いまからちょうど10年前、フランス人監督レイノー・ドヌエに率いられたレアル・ソシエダは前半戦19試合を無敗で終え(12勝7引き分け)、後半戦に入っても首位をひた走り、シーズンを大いに盛り上げた。
結局、第37節の敗戦で、ジダン、フィーゴ、ロナウドらを擁する“銀河系選抜”のマドリーにタイトルを譲ってしまったが、当時21歳のシャビ・アロンソが頭角を現したチームはマドリーファンを除くあらゆるサッカー好きのサポートを得て、ほぼ毎週末、胸のすくゲームを見せてくれた。そのときの高揚感を覚えている人が、大ヒット映画の続編に盲目的に足を運ぶように、願望と心情だけでモンタニエのチームに期待したのだ。
ところが蓋を開けてみると、昨シーズンのレアル・ソシエダは凡庸だった。抜擢されたカンテラ出身の若手数人が才能を示したが、チームのパフォーマンスが上がることはなく、1部残留が関の山だった。

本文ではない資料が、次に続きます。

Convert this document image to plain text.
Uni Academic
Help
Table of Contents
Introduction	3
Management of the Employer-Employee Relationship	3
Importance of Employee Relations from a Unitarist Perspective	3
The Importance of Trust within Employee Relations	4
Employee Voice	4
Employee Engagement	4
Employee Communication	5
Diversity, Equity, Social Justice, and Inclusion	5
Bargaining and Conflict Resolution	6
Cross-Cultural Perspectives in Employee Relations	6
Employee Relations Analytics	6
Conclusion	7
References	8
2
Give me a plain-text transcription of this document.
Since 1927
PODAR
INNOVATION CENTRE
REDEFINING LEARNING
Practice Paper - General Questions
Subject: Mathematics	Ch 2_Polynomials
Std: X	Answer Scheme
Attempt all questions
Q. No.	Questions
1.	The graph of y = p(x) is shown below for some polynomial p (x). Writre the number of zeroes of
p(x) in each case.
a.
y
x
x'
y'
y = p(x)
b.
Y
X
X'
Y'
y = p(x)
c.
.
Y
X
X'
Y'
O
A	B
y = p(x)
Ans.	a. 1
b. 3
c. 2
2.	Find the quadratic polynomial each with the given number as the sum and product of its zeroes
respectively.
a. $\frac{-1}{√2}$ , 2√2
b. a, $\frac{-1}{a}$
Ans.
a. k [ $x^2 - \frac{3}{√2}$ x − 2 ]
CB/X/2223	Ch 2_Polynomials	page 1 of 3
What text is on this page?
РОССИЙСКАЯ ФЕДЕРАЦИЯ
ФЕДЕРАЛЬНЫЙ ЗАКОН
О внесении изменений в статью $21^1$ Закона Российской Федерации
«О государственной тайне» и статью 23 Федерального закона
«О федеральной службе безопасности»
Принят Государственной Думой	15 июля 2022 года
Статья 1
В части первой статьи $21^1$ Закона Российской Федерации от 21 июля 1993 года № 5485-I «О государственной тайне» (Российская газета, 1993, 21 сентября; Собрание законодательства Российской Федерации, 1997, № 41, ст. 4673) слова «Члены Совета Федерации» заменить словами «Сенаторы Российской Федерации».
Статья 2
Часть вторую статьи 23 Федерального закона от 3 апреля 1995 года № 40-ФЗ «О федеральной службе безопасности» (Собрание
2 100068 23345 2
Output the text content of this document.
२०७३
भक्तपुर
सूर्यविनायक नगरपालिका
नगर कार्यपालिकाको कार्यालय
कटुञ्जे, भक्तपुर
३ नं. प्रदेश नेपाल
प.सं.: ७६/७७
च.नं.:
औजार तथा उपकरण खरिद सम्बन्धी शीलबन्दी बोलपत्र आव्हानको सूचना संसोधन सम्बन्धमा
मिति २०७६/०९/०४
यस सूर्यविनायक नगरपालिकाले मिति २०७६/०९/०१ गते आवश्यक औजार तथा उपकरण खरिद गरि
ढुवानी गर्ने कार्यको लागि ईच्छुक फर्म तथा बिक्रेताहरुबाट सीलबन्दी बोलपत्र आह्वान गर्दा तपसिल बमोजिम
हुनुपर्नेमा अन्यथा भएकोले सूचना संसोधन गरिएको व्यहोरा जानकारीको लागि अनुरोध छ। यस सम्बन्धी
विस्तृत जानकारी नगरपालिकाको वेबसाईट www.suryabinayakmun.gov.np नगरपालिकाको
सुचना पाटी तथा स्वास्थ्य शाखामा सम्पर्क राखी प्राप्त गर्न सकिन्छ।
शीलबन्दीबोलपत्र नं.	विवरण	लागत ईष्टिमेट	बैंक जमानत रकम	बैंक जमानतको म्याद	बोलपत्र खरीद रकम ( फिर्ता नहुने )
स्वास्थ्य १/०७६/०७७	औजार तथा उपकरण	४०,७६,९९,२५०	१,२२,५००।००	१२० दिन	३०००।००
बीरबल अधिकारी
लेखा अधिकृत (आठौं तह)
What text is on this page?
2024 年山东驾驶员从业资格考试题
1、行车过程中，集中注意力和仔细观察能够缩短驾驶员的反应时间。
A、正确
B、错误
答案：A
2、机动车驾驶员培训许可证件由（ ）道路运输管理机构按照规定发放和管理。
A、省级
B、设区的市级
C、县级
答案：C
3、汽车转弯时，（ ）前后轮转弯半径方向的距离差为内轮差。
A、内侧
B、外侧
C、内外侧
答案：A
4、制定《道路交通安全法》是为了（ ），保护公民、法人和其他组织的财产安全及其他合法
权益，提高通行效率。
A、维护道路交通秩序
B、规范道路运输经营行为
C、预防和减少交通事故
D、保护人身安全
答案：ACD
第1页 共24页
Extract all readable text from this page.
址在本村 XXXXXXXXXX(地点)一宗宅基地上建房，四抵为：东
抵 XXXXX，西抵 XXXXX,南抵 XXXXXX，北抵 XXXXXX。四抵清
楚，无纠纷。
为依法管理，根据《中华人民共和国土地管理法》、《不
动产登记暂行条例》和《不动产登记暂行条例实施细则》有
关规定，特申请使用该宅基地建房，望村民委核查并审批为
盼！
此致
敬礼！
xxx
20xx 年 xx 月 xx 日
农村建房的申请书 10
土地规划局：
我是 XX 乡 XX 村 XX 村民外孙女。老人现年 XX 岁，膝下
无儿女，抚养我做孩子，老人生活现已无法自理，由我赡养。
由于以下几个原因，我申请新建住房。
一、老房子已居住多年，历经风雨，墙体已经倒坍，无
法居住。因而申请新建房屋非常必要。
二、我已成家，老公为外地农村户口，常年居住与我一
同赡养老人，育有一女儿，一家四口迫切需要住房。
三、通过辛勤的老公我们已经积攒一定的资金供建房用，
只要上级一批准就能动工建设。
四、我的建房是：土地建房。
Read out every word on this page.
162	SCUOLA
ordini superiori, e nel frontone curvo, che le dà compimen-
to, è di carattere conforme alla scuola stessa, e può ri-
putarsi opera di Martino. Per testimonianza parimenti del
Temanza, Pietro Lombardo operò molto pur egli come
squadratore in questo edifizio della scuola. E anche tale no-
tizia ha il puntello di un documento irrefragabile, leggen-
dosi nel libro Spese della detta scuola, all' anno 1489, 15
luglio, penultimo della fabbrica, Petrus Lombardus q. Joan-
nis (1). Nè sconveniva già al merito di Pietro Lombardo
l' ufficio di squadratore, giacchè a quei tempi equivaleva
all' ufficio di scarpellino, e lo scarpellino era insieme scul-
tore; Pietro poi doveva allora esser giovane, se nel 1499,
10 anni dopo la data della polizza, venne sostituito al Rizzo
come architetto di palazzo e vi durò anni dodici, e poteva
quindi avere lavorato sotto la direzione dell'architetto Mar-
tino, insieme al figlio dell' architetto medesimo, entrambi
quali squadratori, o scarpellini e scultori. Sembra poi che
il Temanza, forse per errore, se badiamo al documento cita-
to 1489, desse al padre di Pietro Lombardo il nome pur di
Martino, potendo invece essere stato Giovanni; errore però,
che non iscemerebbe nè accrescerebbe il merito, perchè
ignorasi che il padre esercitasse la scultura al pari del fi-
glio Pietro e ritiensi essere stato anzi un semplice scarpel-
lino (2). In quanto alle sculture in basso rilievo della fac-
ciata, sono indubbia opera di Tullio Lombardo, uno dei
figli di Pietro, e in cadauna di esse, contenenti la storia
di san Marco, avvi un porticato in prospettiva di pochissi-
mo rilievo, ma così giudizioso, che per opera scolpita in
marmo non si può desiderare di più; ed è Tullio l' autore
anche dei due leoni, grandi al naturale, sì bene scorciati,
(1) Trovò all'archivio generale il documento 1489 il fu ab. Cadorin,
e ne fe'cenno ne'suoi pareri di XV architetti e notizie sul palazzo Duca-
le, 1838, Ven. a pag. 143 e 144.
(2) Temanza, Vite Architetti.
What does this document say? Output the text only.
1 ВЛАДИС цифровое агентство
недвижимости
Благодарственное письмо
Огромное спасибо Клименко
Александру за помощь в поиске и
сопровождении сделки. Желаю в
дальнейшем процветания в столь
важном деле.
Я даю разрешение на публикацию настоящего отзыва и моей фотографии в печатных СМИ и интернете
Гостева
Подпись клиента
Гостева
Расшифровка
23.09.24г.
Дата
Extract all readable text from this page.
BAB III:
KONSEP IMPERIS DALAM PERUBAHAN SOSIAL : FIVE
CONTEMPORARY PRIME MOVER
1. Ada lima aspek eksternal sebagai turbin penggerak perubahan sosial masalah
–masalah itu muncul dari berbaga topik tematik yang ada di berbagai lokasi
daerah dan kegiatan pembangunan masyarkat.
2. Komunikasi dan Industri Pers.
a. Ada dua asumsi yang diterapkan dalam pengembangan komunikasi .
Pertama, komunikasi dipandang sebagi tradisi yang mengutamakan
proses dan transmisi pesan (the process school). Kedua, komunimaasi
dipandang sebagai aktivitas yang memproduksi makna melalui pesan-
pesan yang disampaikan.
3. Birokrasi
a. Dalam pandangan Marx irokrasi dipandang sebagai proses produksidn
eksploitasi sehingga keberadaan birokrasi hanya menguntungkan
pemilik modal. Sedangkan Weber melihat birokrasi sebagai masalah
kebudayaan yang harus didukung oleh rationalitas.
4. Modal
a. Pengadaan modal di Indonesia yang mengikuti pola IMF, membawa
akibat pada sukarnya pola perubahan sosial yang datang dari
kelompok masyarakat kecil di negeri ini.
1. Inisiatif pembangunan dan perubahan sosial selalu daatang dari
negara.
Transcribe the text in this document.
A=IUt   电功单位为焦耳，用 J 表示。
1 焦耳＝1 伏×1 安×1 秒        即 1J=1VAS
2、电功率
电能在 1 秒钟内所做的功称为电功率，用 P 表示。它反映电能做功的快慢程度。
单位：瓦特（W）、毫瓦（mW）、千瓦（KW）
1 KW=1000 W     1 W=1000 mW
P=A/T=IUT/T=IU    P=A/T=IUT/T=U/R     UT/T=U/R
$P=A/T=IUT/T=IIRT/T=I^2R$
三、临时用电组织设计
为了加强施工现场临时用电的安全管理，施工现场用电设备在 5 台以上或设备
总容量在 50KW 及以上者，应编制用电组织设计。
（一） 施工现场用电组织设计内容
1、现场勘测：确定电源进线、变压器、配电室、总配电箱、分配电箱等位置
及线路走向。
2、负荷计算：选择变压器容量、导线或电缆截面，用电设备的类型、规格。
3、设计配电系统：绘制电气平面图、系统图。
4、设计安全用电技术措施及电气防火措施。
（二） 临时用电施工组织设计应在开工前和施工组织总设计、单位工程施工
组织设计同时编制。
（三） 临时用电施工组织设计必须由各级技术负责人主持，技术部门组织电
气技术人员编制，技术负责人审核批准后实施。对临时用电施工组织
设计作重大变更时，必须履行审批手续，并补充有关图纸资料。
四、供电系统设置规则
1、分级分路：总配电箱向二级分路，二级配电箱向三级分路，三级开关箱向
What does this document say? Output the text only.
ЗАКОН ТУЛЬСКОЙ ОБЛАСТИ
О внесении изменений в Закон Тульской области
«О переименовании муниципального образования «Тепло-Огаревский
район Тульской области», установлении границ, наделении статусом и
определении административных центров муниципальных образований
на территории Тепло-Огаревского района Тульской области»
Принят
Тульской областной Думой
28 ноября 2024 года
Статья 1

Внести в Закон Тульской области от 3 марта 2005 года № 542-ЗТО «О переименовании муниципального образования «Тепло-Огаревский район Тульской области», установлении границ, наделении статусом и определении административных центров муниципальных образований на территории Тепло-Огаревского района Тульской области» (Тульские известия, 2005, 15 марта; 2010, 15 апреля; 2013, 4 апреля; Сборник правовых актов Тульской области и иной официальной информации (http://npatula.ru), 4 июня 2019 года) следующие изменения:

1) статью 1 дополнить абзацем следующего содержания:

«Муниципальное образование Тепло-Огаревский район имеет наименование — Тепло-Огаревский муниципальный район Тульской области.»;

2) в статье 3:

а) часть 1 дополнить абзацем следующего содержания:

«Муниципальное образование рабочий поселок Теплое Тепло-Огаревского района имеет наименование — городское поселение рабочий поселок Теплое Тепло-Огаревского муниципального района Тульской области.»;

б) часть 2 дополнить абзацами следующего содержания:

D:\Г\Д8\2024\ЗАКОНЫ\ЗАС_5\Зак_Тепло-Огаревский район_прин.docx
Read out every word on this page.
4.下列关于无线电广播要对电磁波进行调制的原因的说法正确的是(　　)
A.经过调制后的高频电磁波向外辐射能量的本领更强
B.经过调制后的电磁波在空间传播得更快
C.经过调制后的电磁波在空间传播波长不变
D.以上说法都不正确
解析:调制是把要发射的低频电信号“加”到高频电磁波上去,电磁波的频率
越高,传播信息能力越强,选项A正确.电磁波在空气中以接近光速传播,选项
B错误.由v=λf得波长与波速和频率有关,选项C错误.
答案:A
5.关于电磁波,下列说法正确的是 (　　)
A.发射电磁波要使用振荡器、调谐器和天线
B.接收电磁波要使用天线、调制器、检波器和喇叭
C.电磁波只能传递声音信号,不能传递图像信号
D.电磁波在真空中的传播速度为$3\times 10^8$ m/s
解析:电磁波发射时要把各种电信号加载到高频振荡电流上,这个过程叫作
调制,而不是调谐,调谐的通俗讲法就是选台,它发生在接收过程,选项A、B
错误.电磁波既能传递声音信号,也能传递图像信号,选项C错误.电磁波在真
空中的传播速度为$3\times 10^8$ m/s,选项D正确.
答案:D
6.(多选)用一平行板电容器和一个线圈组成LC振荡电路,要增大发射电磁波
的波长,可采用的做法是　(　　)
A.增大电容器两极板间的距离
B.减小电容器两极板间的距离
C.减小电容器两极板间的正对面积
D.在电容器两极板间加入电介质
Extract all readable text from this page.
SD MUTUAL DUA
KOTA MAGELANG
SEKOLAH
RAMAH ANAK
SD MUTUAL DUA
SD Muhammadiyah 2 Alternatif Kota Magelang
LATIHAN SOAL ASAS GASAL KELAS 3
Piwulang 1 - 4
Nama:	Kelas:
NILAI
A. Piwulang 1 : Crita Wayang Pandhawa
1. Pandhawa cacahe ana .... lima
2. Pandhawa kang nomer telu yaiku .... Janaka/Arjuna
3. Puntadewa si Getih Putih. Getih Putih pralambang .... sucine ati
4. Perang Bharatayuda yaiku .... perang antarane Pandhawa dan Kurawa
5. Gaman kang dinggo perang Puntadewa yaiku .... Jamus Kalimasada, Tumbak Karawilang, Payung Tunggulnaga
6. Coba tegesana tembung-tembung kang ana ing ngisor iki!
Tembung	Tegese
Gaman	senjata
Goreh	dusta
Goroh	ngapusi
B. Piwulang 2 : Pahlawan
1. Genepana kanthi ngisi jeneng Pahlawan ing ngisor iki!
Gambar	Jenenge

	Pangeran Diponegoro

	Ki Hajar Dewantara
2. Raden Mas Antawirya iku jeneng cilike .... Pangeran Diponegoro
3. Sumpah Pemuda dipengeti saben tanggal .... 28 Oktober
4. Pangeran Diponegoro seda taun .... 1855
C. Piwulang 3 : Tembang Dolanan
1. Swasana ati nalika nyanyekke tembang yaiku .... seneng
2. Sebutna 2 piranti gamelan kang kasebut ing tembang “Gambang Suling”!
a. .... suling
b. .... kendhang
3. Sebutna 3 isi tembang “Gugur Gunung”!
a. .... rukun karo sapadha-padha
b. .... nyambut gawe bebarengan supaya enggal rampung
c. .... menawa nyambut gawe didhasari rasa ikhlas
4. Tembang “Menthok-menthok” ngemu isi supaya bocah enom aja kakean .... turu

それゆえ今季は特に注目されず、弱気な試合ぶりに結果も伴わず、序盤は勝っては負け、負けては勝つの繰り返しだった。
11節以降の19試合で、敗戦はマドリー戦の1敗のみ!
そんな流れが一変したのは17位で迎えた第11節のマラガ戦である。
きっかけは生え抜きのMFルベン・パルドの先発出場。彼の頭抜けたパスセンスと技術にリードされたチームは最高のサッカーを見せ、好調マラガを1-2で破った。
以来、先週末の第29節まで10勝8分け。1月6日のマドリー戦以外に負けはない。
いまのレアル・ソシエダの強さの秘密は、なんといってもスピードがありテクニックもあって効率がよい、痛快なサッカーそのものだろう。加えて、若さもある。
攻撃的なスタイルが特徴なので、スポットライトは、スペースを突く動きが見事なウルグアイ人イフランや、安定したプレイを見せるベテランのシャビ・プリエト、“偽9番”として決定的な仕事をするメキシコ代表ベラ、当たりに強い9番アギーレチェらオフェンス陣に向けられがちだが、チームの中心となっているのはカンテラ出身の、20歳そこそこの若者たちである。